Наутро Параскева, едва проснулась, начала волноваться, сновала без смысла в комнате, выходила и бродила около домика. Её смущало и то, что придут к ней две барыни, и то, что надо опять себя осквернять ворожбой. Почём знать, думалось ей, может быть, она уже замолила свой грех молодости, а теперь, в сто лет, вдруг опять колдуй и душу губи.
Алёнка начала ещё с зари хлопотать и, вымыв пол, вытерев начисто стёкла двух окон, убирала и поправляла без конца всё, что попадало ей под руку… Раз десять переставляла она с места на место всякую всячину из их рухляди.
– Да уж полно тебе… – заметила Параскева. – И так ладно. Мы не дворяне какие. Чем богаты, тем и рады. Кроме огурчиков да брюквы, и угостить-то нечем. Да им и не нужно. А ты вот не забудь, что говорила.
– Нет! Нет, бабуся…
– Ни за что не лезь. Слышь? Покуда она будет у меня здесь сидеть, ты ни в жизнь не смей входить.
– Знаю. Знаю. Раз десяток слышала.
– То-то, Алёнушка. Смотри.
Старуха опасалась пуще всего, что правнучка, войдя в комнату, увидит вдруг на столе разложенные карты, которых отродясь, конечно, не видела, и, разумеется, охнет, перепугается, может, даже расспрашивать потом начнёт… А что ей скажешь? А если она брату всё расскажет, то Титка другим расскажет… Беда тогда! Тит князю своему сболтнёт. И пойдёт трезвон. Около полудня Параскева, выглядывавшая на лес, увидела двух дам. Они вышли на опушку и остановились.
Казалось, что они озираются по сторонам, нет ли кого постороннего, кто может их увидеть идущими в гости к старухе. Оглядевшись внимательно, они двинулись. Параскева пошла им навстречу. Обе барыни улыбались как-то особенно, точно будто подсмеивались. Над старухой ли, над собой ли, что к мужичке в гости идут, да ещё на ворожбу. Гадать про свою судьбу.
Приятельница барыни была почти одного с ней роста, но полнее, и не красива, как она. Только большие глаза были хороши, умные, быстрые… А над ними густые брови дугой придавали лицу немного суровое выражение. Барыня вошла в комнату, а приятельница её осталась на крылечке. Усевшись с Алёнкой рядом, она стала её расспрашивать.

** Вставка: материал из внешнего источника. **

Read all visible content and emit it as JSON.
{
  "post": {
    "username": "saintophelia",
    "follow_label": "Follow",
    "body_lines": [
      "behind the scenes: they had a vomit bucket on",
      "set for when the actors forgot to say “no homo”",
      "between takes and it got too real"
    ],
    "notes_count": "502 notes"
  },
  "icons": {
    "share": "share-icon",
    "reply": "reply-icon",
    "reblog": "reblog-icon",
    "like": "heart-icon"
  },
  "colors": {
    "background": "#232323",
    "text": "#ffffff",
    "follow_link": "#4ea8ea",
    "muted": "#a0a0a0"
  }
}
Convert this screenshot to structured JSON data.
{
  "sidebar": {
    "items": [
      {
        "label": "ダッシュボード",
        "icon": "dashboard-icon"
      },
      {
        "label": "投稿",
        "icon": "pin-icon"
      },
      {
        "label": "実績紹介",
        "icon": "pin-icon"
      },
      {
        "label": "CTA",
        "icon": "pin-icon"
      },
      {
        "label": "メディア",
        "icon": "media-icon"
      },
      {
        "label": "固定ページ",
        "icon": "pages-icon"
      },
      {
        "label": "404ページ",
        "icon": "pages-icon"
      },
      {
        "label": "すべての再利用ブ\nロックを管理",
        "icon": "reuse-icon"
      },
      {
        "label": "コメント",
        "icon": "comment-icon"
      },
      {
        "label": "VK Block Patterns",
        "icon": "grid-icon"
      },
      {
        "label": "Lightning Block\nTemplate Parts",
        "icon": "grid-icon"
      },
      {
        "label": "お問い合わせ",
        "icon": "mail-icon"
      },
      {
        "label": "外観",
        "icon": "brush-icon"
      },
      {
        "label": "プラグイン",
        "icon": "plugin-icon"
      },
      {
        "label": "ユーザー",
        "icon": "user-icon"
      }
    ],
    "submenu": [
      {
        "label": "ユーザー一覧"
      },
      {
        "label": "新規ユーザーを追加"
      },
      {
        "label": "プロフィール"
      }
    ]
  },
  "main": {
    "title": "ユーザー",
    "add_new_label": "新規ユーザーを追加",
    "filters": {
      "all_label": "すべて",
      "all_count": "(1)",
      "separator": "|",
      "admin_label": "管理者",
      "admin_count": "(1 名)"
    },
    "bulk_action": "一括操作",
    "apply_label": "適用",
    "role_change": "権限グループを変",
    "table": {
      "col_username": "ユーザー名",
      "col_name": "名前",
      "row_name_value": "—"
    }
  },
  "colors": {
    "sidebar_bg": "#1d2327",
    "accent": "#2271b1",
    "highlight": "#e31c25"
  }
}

Параскева усадила дорогую гостью в угол на лавке, за стол, и поставила пред ней лукошко со свежими огурчиками.
– На вот, не взыщи. Полакомись, чем Бог послал. С моего огорода, – сказала она.
Затем, достав из-под своей кровати посудину с гущей, старуха поглядела, удивилась и вымолвила:
– Ничего не вышло. Всю ночь стояла, и ничего!.. Худого нету, но и хорошего ничего не видать. Карты принесла?
Гостья тоже поглядела в посудину с гущей и рассмеялась. Затем она вынула из кармана и передала старухе колоду карт. Параскева вдруг при виде их стала сумрачна, вздрогнула глубоко, но, взяв колоду, начала своё дело. Когда карты были разложены на столе, она разглядела их внимательно и, забыв свой великий грех ворожбы, оживилась и начала качать головой.
Затем она выговорила тихо:
– Мати Божия!
Дама, видимо, интересовалась гаданьем вообще и пристально поглядела на старуху.
– Вот чудно-то. Чудно-то… – забормотала Параскева.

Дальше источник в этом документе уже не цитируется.